27

564 48 2
                                    

Zastygam w bezruchu. Usta tego mężczyzny są miękkie i wydają mi się znajome, nie rozchylam jednak swoich ust. To Louisa kocham, on jest dla mnie ważny. Ten obcy facet zostaje też szybko ode mnie oderwany i to przez mojego ojca.

- Zostaw ją do jasnej cholery! - wrzeszczy stając między nami. Dobrze, że zareagował, bo nie mam pojęcia co powiedzieć, ta sytuacja mnie przerasta.

- Przypominam ci, że to moja przyszła żona, nie masz prawa mnie od niej odsuwać! Nie rozumiem też czemu mnie nie poinformowałeś o powrocie Marcelli.

Ukradkiem przyglądam się temu mężczyźnie. Ma krótkie włosy, ciemniejsze od tych Louisa, ale nie są one czarne, a już na pewno nie tak jak moje. Może i jego wiek jest bardziej zbliżony do mojego, lecz to nie jest Louis.

A to właśnie Louis jest tym, z którym chce być. I nie sądzę by to się zmieniło.

- Bo wasz ślub został odwołany. Odpuść ją sobie i wypierdalaj z mojego domu! - tata musi naprawdę nie znosić Harry'ego skoro tak się do niego odnosi.

Ciekawe czemu chciałam za niego wyjść. Jakich korzyści mogłam oczekiwać po tym małżeństwie? Kurwa, a może ja go jednak kochałam tylko tata wmawia mi coś innego, bo nie chce bym do niego wróciła. Z drugiej jednak strony to on powinien mi się śnić, a nie ten cały Theo. Ja pierdole, ale to wszystko jest zagmatwane.

- Marcello - odwraca głowę na bok i zwraca się bezpośrednio do mnie. Nie mam jednak pojęcia co mu odpowiedzieć. Jego twarz nie wzbudza we mnie żadnych emocji.

- Odpuść sobie, ona cię nie pamięta, zresztą tak jak niczego innego - tłumaczy mu tata. Nadal milczę.

- Ale jak to nie pamięta? Co takiego się stało? Czemu nikt mnie nie poinformował? - zaczyna zadawać masę niepotrzebnych pytań. Dobrze, że ja nie muszę na nie odpowiadać.

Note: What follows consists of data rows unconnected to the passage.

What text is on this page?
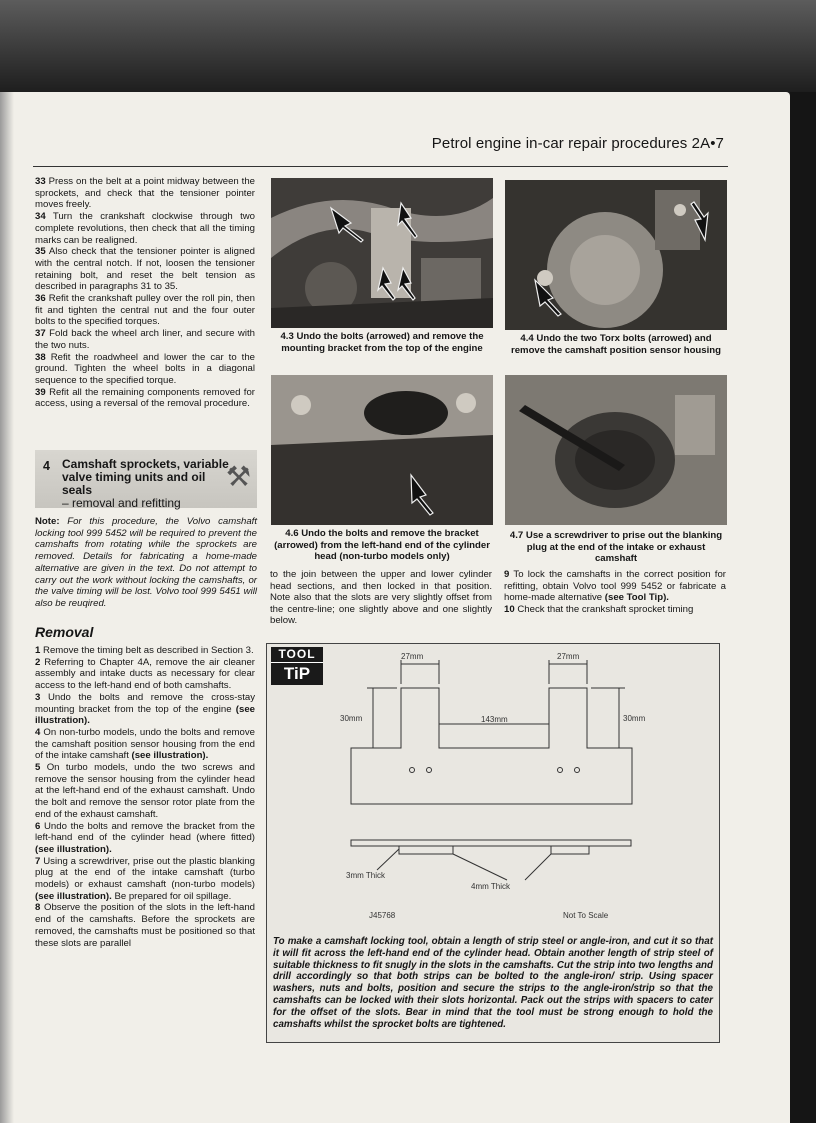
Petrol engine in-car repair procedures 2A•7

33 Press on the belt at a point midway between the sprockets, and check that the tensioner pointer moves freely.

34 Turn the crankshaft clockwise through two complete revolutions, then check that all the timing marks can be realigned.

35 Also check that the tensioner pointer is aligned with the central notch. If not, loosen the tensioner retaining bolt, and reset the belt tension as described in paragraphs 31 to 35.

36 Refit the crankshaft pulley over the roll pin, then fit and tighten the central nut and the four outer bolts to the specified torques.

37 Fold back the wheel arch liner, and secure with the two nuts.

38 Refit the roadwheel and lower the car to the ground. Tighten the wheel bolts in a diagonal sequence to the specified torque.

39 Refit all the remaining components removed for access, using a reversal of the removal procedure.

4 Camshaft sprockets, variable valve timing units and oil seals
– removal and refitting
⚒
Note: For this procedure, the Volvo camshaft locking tool 999 5452 will be required to prevent the camshafts from rotating while the sprockets are removed. Details for fabricating a home-made alternative are given in the text. Do not attempt to carry out the work without locking the camshafts, or the valve timing will be lost. Volvo tool 999 5451 will also be reuqired.
Removal

1 Remove the timing belt as described in Section 3.

2 Referring to Chapter 4A, remove the air cleaner assembly and intake ducts as necessary for clear access to the left-hand end of both camshafts.

3 Undo the bolts and remove the cross-stay mounting bracket from the top of the engine (see illustration).

4 On non-turbo models, undo the bolts and remove the camshaft position sensor housing from the end of the intake camshaft (see illustration).

5 On turbo models, undo the two screws and remove the sensor housing from the cylinder head at the left-hand end of the exhaust camshaft. Undo the bolt and remove the sensor rotor plate from the end of the exhaust camshaft.

6 Undo the bolts and remove the bracket from the left-hand end of the cylinder head (where fitted) (see illustration).

7 Using a screwdriver, prise out the plastic blanking plug at the end of the intake camshaft (turbo models) or exhaust camshaft (non-turbo models) (see illustration). Be prepared for oil spillage.

8 Observe the position of the slots in the left-hand end of the camshafts. Before the sprockets are removed, the camshafts must be positioned so that these slots are parallel

4.3 Undo the bolts (arrowed) and remove the mounting bracket from the top of the engine
4.4 Undo the two Torx bolts (arrowed) and remove the camshaft position sensor housing
4.6 Undo the bolts and remove the bracket (arrowed) from the left-hand end of the cylinder head (non-turbo models only)
4.7 Use a screwdriver to prise out the blanking plug at the end of the intake or exhaust camshaft
to the join between the upper and lower cylinder head sections, and then locked in that position. Note also that the slots are very slightly offset from the centre-line; one slightly above and one slightly below.
9 To lock the camshafts in the correct position for refitting, obtain Volvo tool 999 5452 or fabricate a home-made alternative (see Tool Tip).
10 Check that the crankshaft sprocket timing
TOOL
TiP
27mm	27mm
30mm	30mm
143mm
3mm Thick
4mm Thick
J45768	Not To Scale
To make a camshaft locking tool, obtain a length of strip steel or angle-iron, and cut it so that it will fit across the left-hand end of the cylinder head. Obtain another length of strip steel of suitable thickness to fit snugly in the slots in the camshafts. Cut the strip into two lengths and drill accordingly so that both strips can be bolted to the angle-iron/ strip. Using spacer washers, nuts and bolts, position and secure the strips to the angle-iron/strip so that the camshafts can be locked with their slots horizontal. Pack out the strips with spacers to cater for the offset of the slots. Bear in mind that the tool must be strong enough to hold the camshafts whilst the sprocket bolts are tightened.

- Na serio jesteś tępy jeśli nie dociera do ciebie to co się mówi. Wypierdalaj stąd i zapomnij o mojej córce raz na zawsze! - warczy przybierając ten swój lodowaty ton. Nie mam pojęcia czy powinnam teraz zaprotestować i zabronić ojcu tak bardzo mieszać się do swojego życia czy lepiej siedzieć cicho i pozwolić by pozbył się mojego niechcianego adoratora.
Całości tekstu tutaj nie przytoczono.